The secret is deglazing the patty pan so the gravy tastes like the beef, not like a packet. Runny yolk is non-negotiable in most households; break it over everything before your first bite.

How fo’ make ’um

  1. Mix ground beef, shoyu, Worcestershire, grated onion, garlic powder, and pepper. Handle it gently — overworking makes tough patties. Form 4 patties slightly wider than your palm; press a dimple in the center of each.
  2. Heat a large skillet over medium-high. Cook patties about 4 minutes per side until browned with a good crust. Move to a plate and tent with foil. Do not wash the pan.
  3. Lower heat to medium. Add butter to the same pan, scraping up the browned bits.
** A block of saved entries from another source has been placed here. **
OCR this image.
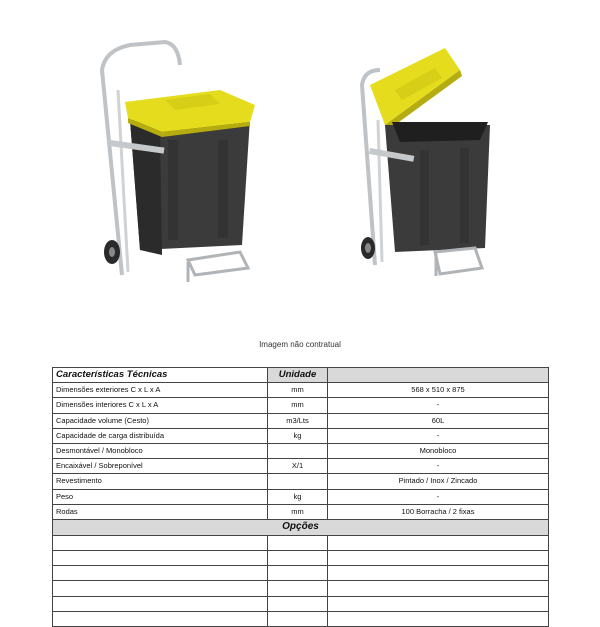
Imagem não contratual
Características Técnicas	Unidade	
Dimensões exteriores C x L x A	mm	568 x 510 x 875
Dimensões interiores C x L x A	mm	-
Capacidade volume (Cesto)	m3/Lts	60L
Capacidade de carga distribuída	kg	-
Desmontável / Monobloco		Monobloco
Encaixável / Sobreponível	X/1	-
Revestimento		Pintado / Inox / Zincado
Peso	kg	-
Rodas	mm	100 Borracha / 2 fixas
Opções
Whisk in flour and cook 1–2 minutes until it smells nutty.
  4. Slowly whisk in beef broth. Add shoyu and Worcestershire and simmer 3–4 minutes, whisking, until the gravy coats a spoon. Season with pepper.
  5. Fry the eggs sunny-side up in a separate pan — set whites, runny yolks.
  6. Build each plate: two scoops rice, patty on top, ladle gravy generously over everything, crown with the fried egg and green onion. Serve right away.

Local tips

  • Add sliced mushrooms or onions to the gravy for the 'deluxe' version.
  • Day-old rice works fine — just steam it back to life.
  • Some families do the patty teriyaki-style. Nobody is wrong.